Gross domestic product expanded at a 3.0 percent annual rate, the Commerce Department said on Thursday, instead of the 3.2 percent pace it reported last month.

Analysts polled by Reuters had forecast GDP, which measures total goods and services output within U.S. borders, growing at a 3.4 percent rate in the January-March period. The economy expanded at a 5.6 percent pace in the fourth quarter and has now grown for three straight quarters.

Economists are monitoring the U.S. recovery closely to see how well the economy can endure the debt troubles that threaten to slow Europe's growth. The above-trend first-quarter U.S. growth suggests a solid base of support.

The numbers are slightly shy of hopes, but they show that the U.S. economy is in recovery, said Subodh Kumar, chief investment strategist at Subodh Kumar & Associates in Toronto.

Separately, new applications for state jobless benefits dropped to 460,000 last week from 474,000 in the prior week, the Labor Department said, pointing to a gradual labor market recovery.

U.S. stocks were higher at the open, while Treasury debt prices were down sharply in early trade. The U.S. dollar fell versus the euro.


Output in the first three months of the year was revised down as business spending rose at only a 3.1 percent rate instead of the 4.1 percent initially reported last month. Spending grew at a 5.3 percent pace in the fourth quarter.

Business spending on software and equipment increased at a 12.7 percent rate rather than the 13.4 percent rate reported last month.

State and local government spending contracted at a 3.9 percent rate, the largest decline since the second quarter of 1981. However, consumer spending, which is key to the economy's recovery, held up well.

Consumer spending increased at a 3.5 percent rate, rather than the 3.6 percent rate reported last month.

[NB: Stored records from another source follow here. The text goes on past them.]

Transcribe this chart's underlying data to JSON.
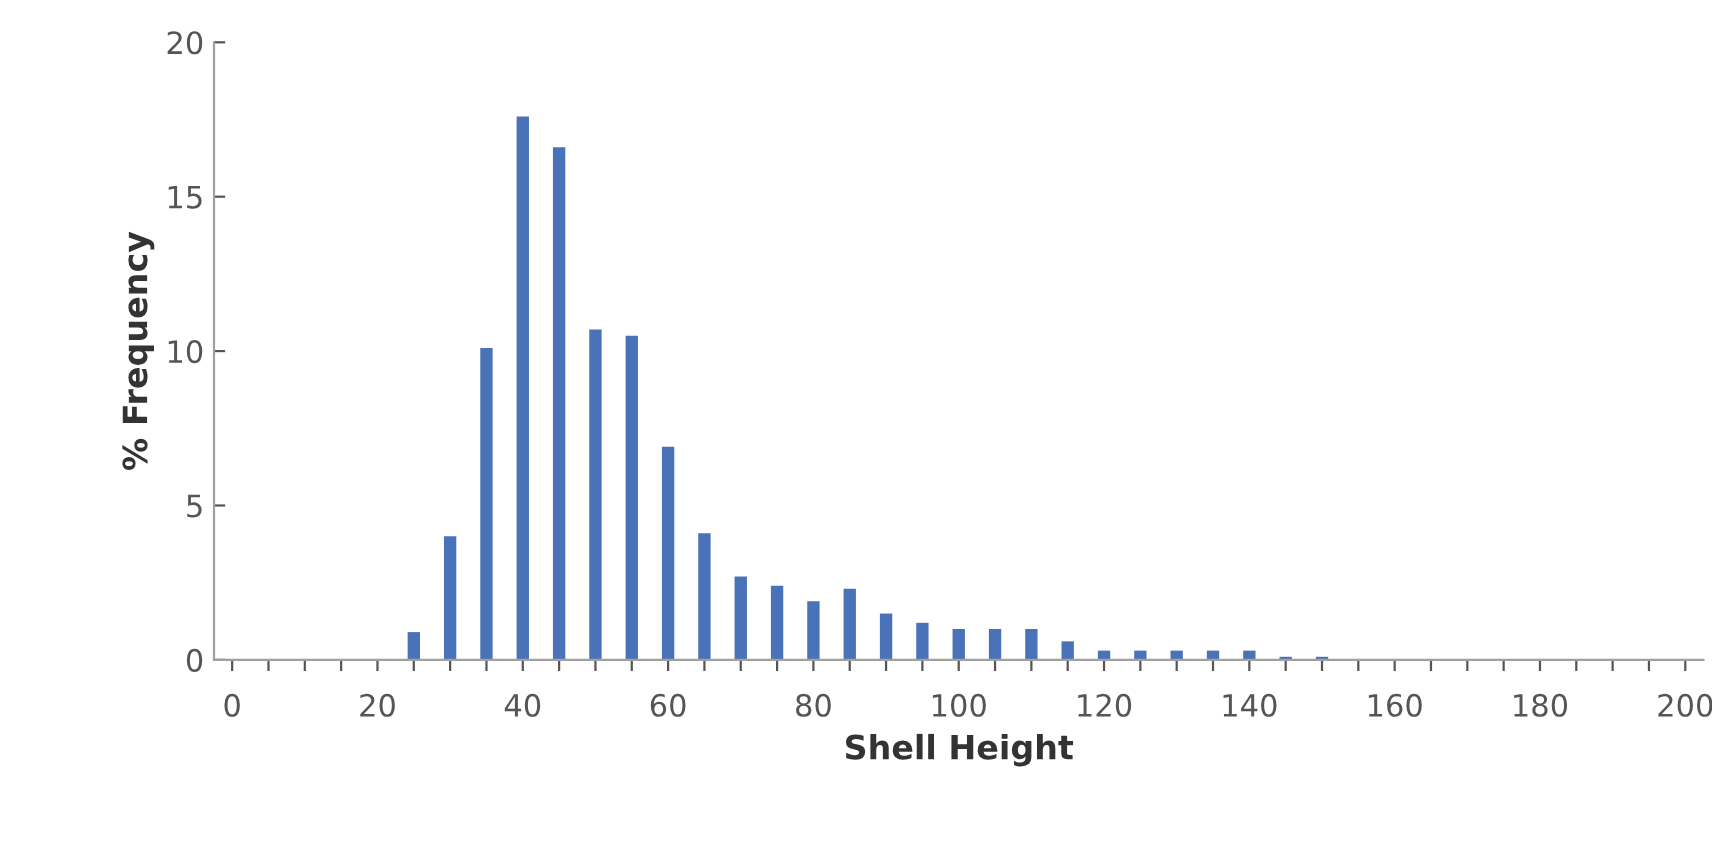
{
  "chart_data": {
    "type": "bar",
    "xlabel": "Shell Height",
    "ylabel": "% Frequency",
    "x": [
      25,
      30,
      35,
      40,
      45,
      50,
      55,
      60,
      65,
      70,
      75,
      80,
      85,
      90,
      95,
      100,
      105,
      110,
      115,
      120,
      125,
      130,
      135,
      140,
      145,
      150
    ],
    "values": [
      0.9,
      4.0,
      10.1,
      17.6,
      16.6,
      10.7,
      10.5,
      6.9,
      4.1,
      2.7,
      2.4,
      1.9,
      2.3,
      1.5,
      1.2,
      1.0,
      1.0,
      1.0,
      0.6,
      0.3,
      0.3,
      0.3,
      0.3,
      0.3,
      0.1,
      0.1
    ],
    "color": "#4a72b8",
    "xlim": [
      -2.5,
      202.5
    ],
    "xticks": [
      0,
      {
        "value": 5,
        "label": null
      },
      {
        "value": 10,
        "label": null
      },
      {
        "value": 15,
        "label": null
      },
      20,
      {
        "value": 25,
        "label": null
      },
      {
        "value": 30,
        "label": null
      },
      {
        "value": 35,
        "label": null
      },
      40,
      {
        "value": 45,
        "label": null
      },
      {
        "value": 50,
        "label": null
      },
      {
        "value": 55,
        "label": null
      },
      60,
      {
        "value": 65,
        "label": null
      },
      {
        "value": 70,
        "label": null
      },
      {
        "value": 75,
        "label": null
      },
      80,
      {
        "value": 85,
        "label": null
      },
      {
        "value": 90,
        "label": null
      },
      {
        "value": 95,
        "label": null
      },
      100,
      {
        "value": 105,
        "label": null
      },
      {
        "value": 110,
        "label": null
      },
      {
        "value": 115,
        "label": null
      },
      120,
      {
        "value": 125,
        "label": null
      },
      {
        "value": 130,
        "label": null
      },
      {
        "value": 135,
        "label": null
      },
      140,
      {
        "value": 145,
        "label": null
      },
      {
        "value": 150,
        "label": null
      },
      {
        "value": 155,
        "label": null
      },
      160,
      {
        "value": 165,
        "label": null
      },
      {
        "value": 170,
        "label": null
      },
      {
        "value": 175,
        "label": null
      },
      180,
      {
        "value": 185,
        "label": null
      },
      {
        "value": 190,
        "label": null
      },
      {
        "value": 195,
        "label": null
      },
      200
    ],
    "ylim": [
      0,
      20
    ],
    "yticks": [
      0,
      5,
      10,
      15,
      20
    ],
    "grid": false,
    "legend": false
  }
}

Although it was revised down slightly, it was still more than double the 1.6 percent pace in the fourth quarter and the largest advance since the first quarter of 2007.

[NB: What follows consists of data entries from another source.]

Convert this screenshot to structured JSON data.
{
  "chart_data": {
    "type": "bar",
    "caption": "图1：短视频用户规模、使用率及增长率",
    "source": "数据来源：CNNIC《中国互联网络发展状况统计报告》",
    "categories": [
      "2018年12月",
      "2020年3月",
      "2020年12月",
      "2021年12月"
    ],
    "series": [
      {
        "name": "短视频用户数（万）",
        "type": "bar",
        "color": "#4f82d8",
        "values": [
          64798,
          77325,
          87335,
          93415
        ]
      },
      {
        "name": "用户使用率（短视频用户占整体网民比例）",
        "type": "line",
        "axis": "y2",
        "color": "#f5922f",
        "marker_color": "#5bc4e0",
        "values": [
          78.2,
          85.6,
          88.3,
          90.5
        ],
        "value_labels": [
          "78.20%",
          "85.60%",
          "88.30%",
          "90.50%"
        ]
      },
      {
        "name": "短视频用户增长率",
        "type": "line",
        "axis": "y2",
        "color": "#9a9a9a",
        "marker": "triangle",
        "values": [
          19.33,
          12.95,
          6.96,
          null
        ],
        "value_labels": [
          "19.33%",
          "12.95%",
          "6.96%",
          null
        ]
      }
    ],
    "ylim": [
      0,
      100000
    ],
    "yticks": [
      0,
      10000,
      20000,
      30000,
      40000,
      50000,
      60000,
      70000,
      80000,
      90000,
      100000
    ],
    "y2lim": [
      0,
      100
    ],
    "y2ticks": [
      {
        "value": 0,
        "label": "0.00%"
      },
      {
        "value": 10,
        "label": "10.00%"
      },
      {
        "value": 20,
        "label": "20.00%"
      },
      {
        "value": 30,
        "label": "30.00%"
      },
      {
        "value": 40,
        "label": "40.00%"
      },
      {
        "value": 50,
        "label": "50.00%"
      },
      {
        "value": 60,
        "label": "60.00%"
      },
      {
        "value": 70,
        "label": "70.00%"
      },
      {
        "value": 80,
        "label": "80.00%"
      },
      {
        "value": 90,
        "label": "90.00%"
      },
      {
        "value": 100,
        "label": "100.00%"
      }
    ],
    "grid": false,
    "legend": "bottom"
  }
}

Consumer spending, which normally accounts for 70 percent of U.S. economic activity, added 2.42 percentage points to GDP last quarter, the largest contribution since the first quarter of 2007.

Real final sales to domestic purchasers, considered a better measure of domestic demand, rose at a 2.0 percent rate. Sales were previously estimated to have increased at a 2.2 percent rate following a 1.4 percent rise in the fourth quarter.

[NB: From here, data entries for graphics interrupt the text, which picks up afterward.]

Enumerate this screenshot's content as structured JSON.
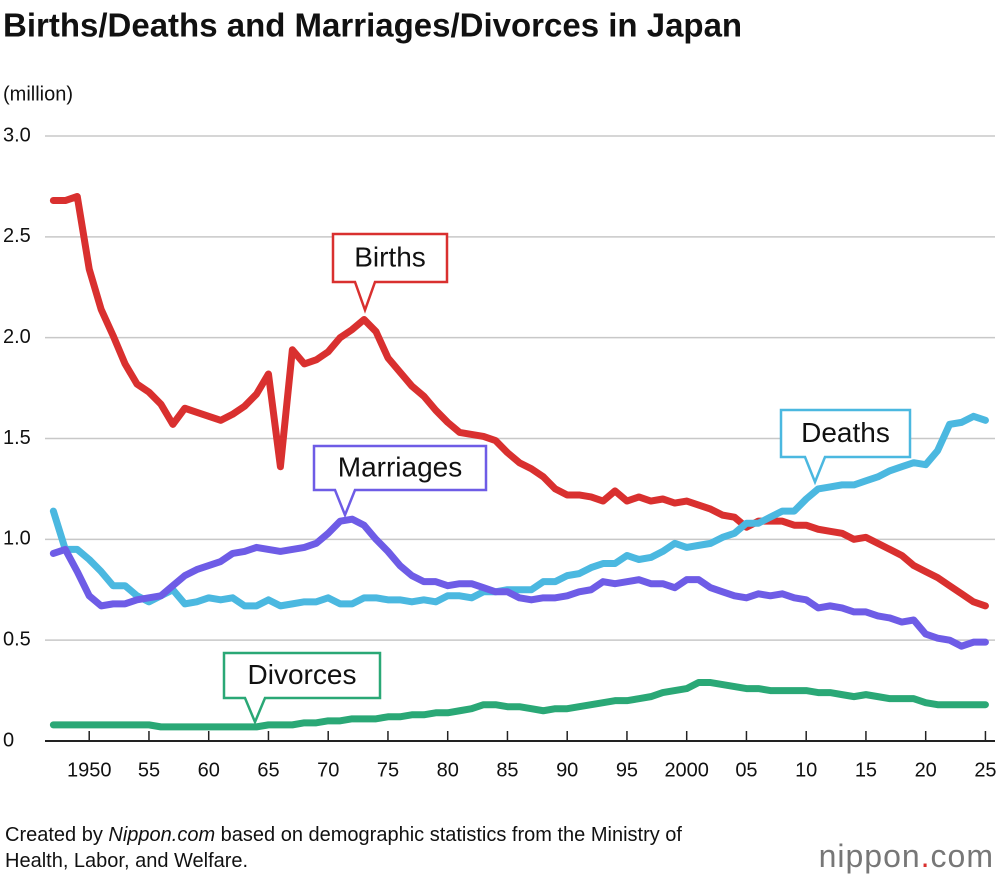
{
  "chart_data": {
    "type": "line",
    "title": "Births/Deaths and Marriages/Divorces in Japan",
    "y_unit": "(million)",
    "x": [
      1947,
      1948,
      1949,
      1950,
      1951,
      1952,
      1953,
      1954,
      1955,
      1956,
      1957,
      1958,
      1959,
      1960,
      1961,
      1962,
      1963,
      1964,
      1965,
      1966,
      1967,
      1968,
      1969,
      1970,
      1971,
      1972,
      1973,
      1974,
      1975,
      1976,
      1977,
      1978,
      1979,
      1980,
      1981,
      1982,
      1983,
      1984,
      1985,
      1986,
      1987,
      1988,
      1989,
      1990,
      1991,
      1992,
      1993,
      1994,
      1995,
      1996,
      1997,
      1998,
      1999,
      2000,
      2001,
      2002,
      2003,
      2004,
      2005,
      2006,
      2007,
      2008,
      2009,
      2010,
      2011,
      2012,
      2013,
      2014,
      2015,
      2016,
      2017,
      2018,
      2019,
      2020,
      2021,
      2022,
      2023,
      2024,
      2025
    ],
    "series": [
      {
        "name": "Births",
        "color": "#d9302f",
        "values": [
          2.68,
          2.68,
          2.7,
          2.34,
          2.14,
          2.01,
          1.87,
          1.77,
          1.73,
          1.67,
          1.57,
          1.65,
          1.63,
          1.61,
          1.59,
          1.62,
          1.66,
          1.72,
          1.82,
          1.36,
          1.94,
          1.87,
          1.89,
          1.93,
          2.0,
          2.04,
          2.09,
          2.03,
          1.9,
          1.83,
          1.76,
          1.71,
          1.64,
          1.58,
          1.53,
          1.52,
          1.51,
          1.49,
          1.43,
          1.38,
          1.35,
          1.31,
          1.25,
          1.22,
          1.22,
          1.21,
          1.19,
          1.24,
          1.19,
          1.21,
          1.19,
          1.2,
          1.18,
          1.19,
          1.17,
          1.15,
          1.12,
          1.11,
          1.06,
          1.09,
          1.09,
          1.09,
          1.07,
          1.07,
          1.05,
          1.04,
          1.03,
          1.0,
          1.01,
          0.98,
          0.95,
          0.92,
          0.87,
          0.84,
          0.81,
          0.77,
          0.73,
          0.69,
          0.67
        ]
      },
      {
        "name": "Deaths",
        "color": "#4bb8e0",
        "values": [
          1.14,
          0.95,
          0.95,
          0.9,
          0.84,
          0.77,
          0.77,
          0.72,
          0.69,
          0.72,
          0.75,
          0.68,
          0.69,
          0.71,
          0.7,
          0.71,
          0.67,
          0.67,
          0.7,
          0.67,
          0.68,
          0.69,
          0.69,
          0.71,
          0.68,
          0.68,
          0.71,
          0.71,
          0.7,
          0.7,
          0.69,
          0.7,
          0.69,
          0.72,
          0.72,
          0.71,
          0.74,
          0.74,
          0.75,
          0.75,
          0.75,
          0.79,
          0.79,
          0.82,
          0.83,
          0.86,
          0.88,
          0.88,
          0.92,
          0.9,
          0.91,
          0.94,
          0.98,
          0.96,
          0.97,
          0.98,
          1.01,
          1.03,
          1.08,
          1.08,
          1.11,
          1.14,
          1.14,
          1.2,
          1.25,
          1.26,
          1.27,
          1.27,
          1.29,
          1.31,
          1.34,
          1.36,
          1.38,
          1.37,
          1.44,
          1.57,
          1.58,
          1.61,
          1.59
        ]
      },
      {
        "name": "Marriages",
        "color": "#6e5ce6",
        "values": [
          0.93,
          0.95,
          0.84,
          0.72,
          0.67,
          0.68,
          0.68,
          0.7,
          0.71,
          0.72,
          0.77,
          0.82,
          0.85,
          0.87,
          0.89,
          0.93,
          0.94,
          0.96,
          0.95,
          0.94,
          0.95,
          0.96,
          0.98,
          1.03,
          1.09,
          1.1,
          1.07,
          1.0,
          0.94,
          0.87,
          0.82,
          0.79,
          0.79,
          0.77,
          0.78,
          0.78,
          0.76,
          0.74,
          0.74,
          0.71,
          0.7,
          0.71,
          0.71,
          0.72,
          0.74,
          0.75,
          0.79,
          0.78,
          0.79,
          0.8,
          0.78,
          0.78,
          0.76,
          0.8,
          0.8,
          0.76,
          0.74,
          0.72,
          0.71,
          0.73,
          0.72,
          0.73,
          0.71,
          0.7,
          0.66,
          0.67,
          0.66,
          0.64,
          0.64,
          0.62,
          0.61,
          0.59,
          0.6,
          0.53,
          0.51,
          0.5,
          0.47,
          0.49,
          0.49
        ]
      },
      {
        "name": "Divorces",
        "color": "#2aa876",
        "values": [
          0.08,
          0.08,
          0.08,
          0.08,
          0.08,
          0.08,
          0.08,
          0.08,
          0.08,
          0.07,
          0.07,
          0.07,
          0.07,
          0.07,
          0.07,
          0.07,
          0.07,
          0.07,
          0.08,
          0.08,
          0.08,
          0.09,
          0.09,
          0.1,
          0.1,
          0.11,
          0.11,
          0.11,
          0.12,
          0.12,
          0.13,
          0.13,
          0.14,
          0.14,
          0.15,
          0.16,
          0.18,
          0.18,
          0.17,
          0.17,
          0.16,
          0.15,
          0.16,
          0.16,
          0.17,
          0.18,
          0.19,
          0.2,
          0.2,
          0.21,
          0.22,
          0.24,
          0.25,
          0.26,
          0.29,
          0.29,
          0.28,
          0.27,
          0.26,
          0.26,
          0.25,
          0.25,
          0.25,
          0.25,
          0.24,
          0.24,
          0.23,
          0.22,
          0.23,
          0.22,
          0.21,
          0.21,
          0.21,
          0.19,
          0.18,
          0.18,
          0.18,
          0.18,
          0.18
        ]
      }
    ],
    "xlim": [
      1946.3,
      2025.8
    ],
    "xticks": [
      {
        "value": 1950,
        "label": "1950"
      },
      {
        "value": 1955,
        "label": "55"
      },
      {
        "value": 1960,
        "label": "60"
      },
      {
        "value": 1965,
        "label": "65"
      },
      {
        "value": 1970,
        "label": "70"
      },
      {
        "value": 1975,
        "label": "75"
      },
      {
        "value": 1980,
        "label": "80"
      },
      {
        "value": 1985,
        "label": "85"
      },
      {
        "value": 1990,
        "label": "90"
      },
      {
        "value": 1995,
        "label": "95"
      },
      {
        "value": 2000,
        "label": "2000"
      },
      {
        "value": 2005,
        "label": "05"
      },
      {
        "value": 2010,
        "label": "10"
      },
      {
        "value": 2015,
        "label": "15"
      },
      {
        "value": 2020,
        "label": "20"
      },
      {
        "value": 2025,
        "label": "25"
      }
    ],
    "ylim": [
      0,
      3
    ],
    "yticks": [
      0,
      0.5,
      {
        "value": 1,
        "label": "1.0"
      },
      1.5,
      {
        "value": 2,
        "label": "2.0"
      },
      2.5,
      {
        "value": 3,
        "label": "3.0"
      }
    ],
    "grid": true,
    "note": {
      "prefix": "Created by ",
      "source": "Nippon.com",
      "suffix": " based on demographic statistics from the Ministry of Health, Labor, and Welfare."
    },
    "logo": {
      "name": "nippon",
      "dot": ".",
      "tld": "com"
    }
  }
}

Recovery from the longest and deepest recession since the Great Depression had so far been largely driven by the manufacturing sector as businesses replenished their warehouses to meet strengthening demand. Consumers, however, are now participating as the labor market begins to firm.

The GDP report also showed after tax corporate profits rose 2.1 percent in the first quarter after increasing 6.5 percent in the final three months of 2009. The slowdown in profit growth could dampen hopes of an acceleration in the labor market's improvement.

In the first quarter, the rebuilding of stocks by businesses to meet firming demand gathered momentum. Business inventories rose $33.9 billion rather than the $31.1 billion reported last month. It was the first increase since the first quarter of 2008.

That contributed 1.65 percentage points to overall economic output during the quarter.

Excluding inventories, the economy expanded at a 1.4 percent pace, instead of the previously estimated 1.6 percent rate.

In addition to the weak state and local government spending, a downturn in construction was also a drag on growth in the first quarter. New home construction fell at a 10.7 percent rate, after expanding for two straight quarters.

Spending on structures dropped at a 15.3 percent rate instead of the 14 percent reported last month. While the slowdown in export growth was not as sharp as initially estimated last month, it was overshadowed by a rise in imports.

That left a trade deficit, which subtracted 0.66 percentage points from first-quarter economic growth.